THREE blocks of flats in Glasgow’s Maryhill area have become some of the most technologically advanced in Scotland following a public-private sector collaborative project by Maryhill Housing, the Scottish Government, CENSIS, iOpt and Hyperoptic.
The 20-storey tower blocks, which contain 360 homes, have been fitted with Internet of Things (IoT) technology, free-of-charge high-speed fibre-optic broadband and a community facility which offers free digital inclusion classes.
CENSIS has developed prototypes of a number of IoT technologies designed to improve the welfare and safety of residents across the towers.

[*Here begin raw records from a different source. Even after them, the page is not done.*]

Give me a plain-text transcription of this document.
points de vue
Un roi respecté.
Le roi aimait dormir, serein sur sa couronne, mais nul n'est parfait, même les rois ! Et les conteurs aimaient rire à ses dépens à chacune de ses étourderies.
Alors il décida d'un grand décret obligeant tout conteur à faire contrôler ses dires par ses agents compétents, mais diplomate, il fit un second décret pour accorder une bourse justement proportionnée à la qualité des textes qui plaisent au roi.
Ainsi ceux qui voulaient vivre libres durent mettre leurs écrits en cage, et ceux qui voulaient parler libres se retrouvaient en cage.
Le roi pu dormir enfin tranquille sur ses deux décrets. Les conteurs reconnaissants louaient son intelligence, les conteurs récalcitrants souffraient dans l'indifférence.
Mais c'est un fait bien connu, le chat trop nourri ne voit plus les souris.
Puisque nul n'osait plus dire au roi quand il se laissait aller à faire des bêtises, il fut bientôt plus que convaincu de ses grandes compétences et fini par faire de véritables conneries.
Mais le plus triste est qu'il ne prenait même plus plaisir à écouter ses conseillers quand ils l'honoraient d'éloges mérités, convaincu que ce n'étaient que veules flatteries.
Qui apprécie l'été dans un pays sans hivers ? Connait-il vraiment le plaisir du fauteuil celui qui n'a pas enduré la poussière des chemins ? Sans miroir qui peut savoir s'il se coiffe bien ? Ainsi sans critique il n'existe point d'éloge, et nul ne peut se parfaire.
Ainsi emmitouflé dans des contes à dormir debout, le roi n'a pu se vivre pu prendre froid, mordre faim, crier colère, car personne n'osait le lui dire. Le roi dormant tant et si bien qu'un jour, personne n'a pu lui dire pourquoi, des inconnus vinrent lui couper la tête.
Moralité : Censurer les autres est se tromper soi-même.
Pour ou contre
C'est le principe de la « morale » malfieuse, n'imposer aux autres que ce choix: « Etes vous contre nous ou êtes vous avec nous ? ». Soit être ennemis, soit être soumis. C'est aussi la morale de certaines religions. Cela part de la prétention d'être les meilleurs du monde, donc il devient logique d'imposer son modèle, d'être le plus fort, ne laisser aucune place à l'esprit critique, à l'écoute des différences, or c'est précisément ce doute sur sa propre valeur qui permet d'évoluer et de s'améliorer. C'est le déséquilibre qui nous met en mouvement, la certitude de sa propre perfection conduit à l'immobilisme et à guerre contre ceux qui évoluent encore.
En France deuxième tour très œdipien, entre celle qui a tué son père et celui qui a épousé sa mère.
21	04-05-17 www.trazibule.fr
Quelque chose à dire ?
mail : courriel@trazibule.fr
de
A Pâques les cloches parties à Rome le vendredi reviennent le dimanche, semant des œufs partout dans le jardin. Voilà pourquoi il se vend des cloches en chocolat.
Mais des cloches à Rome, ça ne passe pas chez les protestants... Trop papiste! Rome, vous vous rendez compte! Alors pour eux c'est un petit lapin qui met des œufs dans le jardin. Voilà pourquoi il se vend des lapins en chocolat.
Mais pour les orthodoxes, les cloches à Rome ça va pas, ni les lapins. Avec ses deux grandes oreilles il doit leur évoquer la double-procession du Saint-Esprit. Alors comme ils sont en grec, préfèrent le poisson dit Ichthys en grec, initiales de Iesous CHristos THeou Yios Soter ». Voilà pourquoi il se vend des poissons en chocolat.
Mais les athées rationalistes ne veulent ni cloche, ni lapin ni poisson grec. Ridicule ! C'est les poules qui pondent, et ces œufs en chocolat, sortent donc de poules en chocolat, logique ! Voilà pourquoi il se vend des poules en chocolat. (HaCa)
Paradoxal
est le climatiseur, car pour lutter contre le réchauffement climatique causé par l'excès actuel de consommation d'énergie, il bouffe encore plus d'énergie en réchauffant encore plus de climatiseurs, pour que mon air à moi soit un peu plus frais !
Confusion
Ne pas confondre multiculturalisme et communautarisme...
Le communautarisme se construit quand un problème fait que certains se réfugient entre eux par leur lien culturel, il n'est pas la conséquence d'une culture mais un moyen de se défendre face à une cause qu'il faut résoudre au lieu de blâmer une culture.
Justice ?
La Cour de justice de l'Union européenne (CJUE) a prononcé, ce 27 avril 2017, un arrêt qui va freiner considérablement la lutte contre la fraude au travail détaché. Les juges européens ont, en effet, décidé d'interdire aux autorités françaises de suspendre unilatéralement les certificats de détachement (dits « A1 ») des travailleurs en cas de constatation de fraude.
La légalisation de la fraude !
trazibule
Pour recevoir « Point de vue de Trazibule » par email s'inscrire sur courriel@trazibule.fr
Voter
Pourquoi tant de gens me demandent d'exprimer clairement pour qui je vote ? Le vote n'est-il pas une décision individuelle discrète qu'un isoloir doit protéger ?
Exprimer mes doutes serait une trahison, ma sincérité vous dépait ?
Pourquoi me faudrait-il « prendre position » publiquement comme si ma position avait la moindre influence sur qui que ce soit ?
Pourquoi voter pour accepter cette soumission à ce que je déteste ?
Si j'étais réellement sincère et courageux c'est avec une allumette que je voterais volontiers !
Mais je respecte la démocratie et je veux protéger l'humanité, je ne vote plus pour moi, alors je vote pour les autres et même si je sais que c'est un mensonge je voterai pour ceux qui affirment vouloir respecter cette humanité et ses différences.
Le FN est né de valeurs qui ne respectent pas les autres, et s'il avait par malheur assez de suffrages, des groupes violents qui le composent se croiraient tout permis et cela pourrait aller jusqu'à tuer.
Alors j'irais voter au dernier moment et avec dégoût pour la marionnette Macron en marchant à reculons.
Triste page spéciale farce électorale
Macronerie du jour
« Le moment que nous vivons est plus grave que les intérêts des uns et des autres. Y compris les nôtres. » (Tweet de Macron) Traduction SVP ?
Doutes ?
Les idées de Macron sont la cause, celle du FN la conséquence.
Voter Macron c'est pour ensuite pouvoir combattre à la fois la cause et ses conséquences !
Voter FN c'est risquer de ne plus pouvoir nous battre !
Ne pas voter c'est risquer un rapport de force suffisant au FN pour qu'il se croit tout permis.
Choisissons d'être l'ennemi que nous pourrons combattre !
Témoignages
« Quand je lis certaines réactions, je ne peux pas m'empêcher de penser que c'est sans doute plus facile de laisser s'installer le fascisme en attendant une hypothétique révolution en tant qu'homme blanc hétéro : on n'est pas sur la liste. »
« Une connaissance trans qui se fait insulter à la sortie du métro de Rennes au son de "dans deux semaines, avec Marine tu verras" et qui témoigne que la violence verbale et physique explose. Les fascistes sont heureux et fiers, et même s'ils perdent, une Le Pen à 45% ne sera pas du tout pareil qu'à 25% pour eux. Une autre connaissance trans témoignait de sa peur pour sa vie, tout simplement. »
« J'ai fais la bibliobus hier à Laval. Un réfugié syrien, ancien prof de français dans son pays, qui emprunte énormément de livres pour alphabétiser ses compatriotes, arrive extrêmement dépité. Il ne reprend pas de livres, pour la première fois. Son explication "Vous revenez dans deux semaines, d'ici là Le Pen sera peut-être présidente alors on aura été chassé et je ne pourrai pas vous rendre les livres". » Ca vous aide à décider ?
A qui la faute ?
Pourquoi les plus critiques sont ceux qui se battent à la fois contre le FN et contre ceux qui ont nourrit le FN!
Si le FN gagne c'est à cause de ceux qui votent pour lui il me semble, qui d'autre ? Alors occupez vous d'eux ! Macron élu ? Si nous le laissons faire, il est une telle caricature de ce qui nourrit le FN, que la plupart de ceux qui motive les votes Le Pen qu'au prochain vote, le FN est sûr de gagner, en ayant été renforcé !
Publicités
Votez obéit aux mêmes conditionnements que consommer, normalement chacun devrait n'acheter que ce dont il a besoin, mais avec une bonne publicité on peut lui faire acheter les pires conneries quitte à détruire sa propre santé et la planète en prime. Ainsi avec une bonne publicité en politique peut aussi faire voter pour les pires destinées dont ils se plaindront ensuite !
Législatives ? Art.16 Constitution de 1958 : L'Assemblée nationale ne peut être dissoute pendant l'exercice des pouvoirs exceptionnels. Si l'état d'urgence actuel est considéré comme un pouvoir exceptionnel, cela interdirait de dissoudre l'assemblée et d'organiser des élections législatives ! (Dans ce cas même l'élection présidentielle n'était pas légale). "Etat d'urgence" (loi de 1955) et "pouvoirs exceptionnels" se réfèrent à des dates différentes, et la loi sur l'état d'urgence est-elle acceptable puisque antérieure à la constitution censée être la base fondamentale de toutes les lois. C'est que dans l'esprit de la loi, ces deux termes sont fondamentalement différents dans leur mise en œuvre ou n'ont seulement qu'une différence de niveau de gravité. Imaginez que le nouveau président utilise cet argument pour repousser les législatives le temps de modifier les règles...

The Glasgow-based company also installed the IoT network that facilitated the entire project.
iOpt, with the support of CENSIS, developed sensors which monitor temperature, humidity and CO2 levels which can be used during heating trials to help evaluate each system’s effectiveness.
The full fibre broadband installed by Hyperoptic will allow residents access to free super-fast broadband until February 2020 – with Maryhill Housing Association estimating that tenants could see a saving of £200 per year.
The newly opened community space is located on the ground floor of 29 Glenavon Road and will offer free digital inclusion courses and English as a second or other language classes.
Digital economy Minister Kate Forbes said, “It’s fantastic to see an innovative and ambitious project like this using digital technology to improve people’s lives.
“In particular, it provides a fantastic opportunity for partners from across sectors to work collaboratively to use IoT technology to increase the quality of living for social housing tenants. This includes improving operational efficiency for housing providers through the installation of sensors to identify issues such as fuel poverty and fire safety.
“Both tenants and staff at Maryhill Housing Association are also benefitting from opportunities to develop digital skills.
“I wish the Glenavon project every success and would take this opportunity to encourage more organisations in Scotland to explore the opportunities around IoT.”
Roger Popplewell, Chair of Maryhill Housing, said, “This has been an extremely ambitious collaborative project which uses technology to increase digital participation, reduce the risk of fuel poverty, enhance fire safety and make further improvements to the lives of people living in our properties.
“We’re one of the first housing associations in Scotland to utilise the potential of IoT technology in the area of fire safety, anti-social behaviour and fuel efficiency – three priority issues for the organisation.
“Additionally, broadband has become the fourth utility so we feel every household should have access to high-speed internet, taking steps to eliminate the digital divide and helping to develop employability skills. We’re encouraged by the uptake, with three quarters of our residents opting to have broadband installed and we have received extremely positive feedback from the digital inclusion classes.
“We’re very excited about the future potential for these technologies, not only for Maryhill Housing, but for social housing providers across the UK.”
Dr Stephen Milne, business development manager at CENSIS, added, “Taking IoT technology from the abstract to the concrete is a big part of what CENSIS does, and this project is a perfect example of that.
“The benefits to tenants of bringing IoT to social housing are significant. Increasing the safety of buildings and generating building efficiencies are two important applications of this technology which will directly impact on and improve people’s lives.
“Projects like this show that IoT can be involved in reducing fuel poverty and making tenants safer – and we’re glad to have contributed to those outcomes.
“Smart housing projects like this will help both tenants and social landlords alike, and we hope this can show others the potential that IoT has to deliver smart housing solutions.”
Dane Ralston, MD of iOpt, commented, “We’re delighted to be involved in this project, pioneering technology which will allow Maryhill Housing to remotely monitor the internal environment of their flats in Glasgow’s Maryhill. Utilising the power of IoT technology, high tech sensors and data analytics, iOpt’s bespoke algorithms and machine learning techniques predict when and where issues such as mould growth will arise, allowing preventative intervention before repair costs or tenant health issues escalate.
“Our technology will be instrumental in helping to identify vulnerable tenants who may be struggling with fuel poverty. Ultimately this project will help Maryhill Housing better support their tenants.”
John McCabe, head of sales Scotland at Hyperoptic, said, “We are very pleased to be providing Maryhill with the gold standard of broadband connectivity. Working successfully with social landlords is a strategic priority for our business, as there is a huge market requirement to improve digital infrastructure and skills. Currently, just 8% of UK premises have access to full fibre broadband services – we are committed to lead the charge to finally close the digital divide and set the best practice for the rest of our sector.”